[pacman-dev] Alternatives system

Andrew Gregory andrew.gregory.8 at gmail.com
Mon Apr 1 04:12:18 UTC 2019


On 04/01/19 at 09:56am, Allan McRae wrote:
> Hi all,
> 
> I plan to finish implementing an alternatives system for pacman post 5.2
> release:
> https://wiki.archlinux.org/index.php/User:Allan/Alternatives
> 
> Any comments or suggestions?

"All alternatives are symlinked in /usr/bin so no need to specify the
full path."

Why?  Arch puts all executables in /usr/bin but other users may not.
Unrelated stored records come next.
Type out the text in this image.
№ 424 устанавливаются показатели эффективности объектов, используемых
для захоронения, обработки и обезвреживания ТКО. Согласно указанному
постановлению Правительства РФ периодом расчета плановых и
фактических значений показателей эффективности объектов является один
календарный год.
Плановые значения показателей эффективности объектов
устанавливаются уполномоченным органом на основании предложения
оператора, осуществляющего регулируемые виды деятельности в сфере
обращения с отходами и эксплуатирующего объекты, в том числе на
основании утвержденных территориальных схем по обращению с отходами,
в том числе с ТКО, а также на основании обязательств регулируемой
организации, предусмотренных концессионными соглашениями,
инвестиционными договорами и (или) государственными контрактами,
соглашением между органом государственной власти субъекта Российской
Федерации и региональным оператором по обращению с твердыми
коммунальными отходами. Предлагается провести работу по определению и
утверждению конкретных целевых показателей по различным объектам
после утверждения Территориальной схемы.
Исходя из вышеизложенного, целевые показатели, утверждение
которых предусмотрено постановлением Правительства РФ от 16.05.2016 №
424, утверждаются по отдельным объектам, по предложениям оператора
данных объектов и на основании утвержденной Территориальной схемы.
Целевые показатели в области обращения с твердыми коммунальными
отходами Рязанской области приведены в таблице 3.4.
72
"TODO bikeshed the separator"

We're in the rather unfortunate position that neither of our database
formats can handle multiple arbitrary filenames on a single line
without escaping.  We can use -> in PKGBUILDs if you like, but for
.PKGINFO and desc files I would pick a single character to make
escaping easier.

You don't mention anywhere on the wiki what happens when a package is
removed.  I'm guessing alpm would remove the alternative if the link
target is owned by the package and call a callback to prompt the user
to select a new provider?  That means the upgrade logic will need to
track whether the new version still provides the alternative.

How would packages that provide a file as an alternative interact with
those that provide it directly?  What happens if an alternative is
installed and then a user attempts to install a package that provides
that file directly?  Does that just fail as a file conflict?  What if
the package that provides the file directly is uninstalled?  We'd have
to scan the local database for every single file we remove (or at
least those in usr/bin, if that stands) in case any packages provide
that file as an alternative.

Overall, I'm torn between "this seems really neat" and "this seems
like a lot of complexity for something we don't /really/ need".  So,
I'm going to play devil's advocate here: what's the advantage of this
over the existing solutions?  The example you give is bin/sh.  On
Arch, that could be solved by the user with NoExtract.  For a more
general solution, the bin/sh link could be distributed by itself in
sh-bash and sh-dash packages.  It's not very aesthetically pleasing,
but it gets the job done with just what we already have.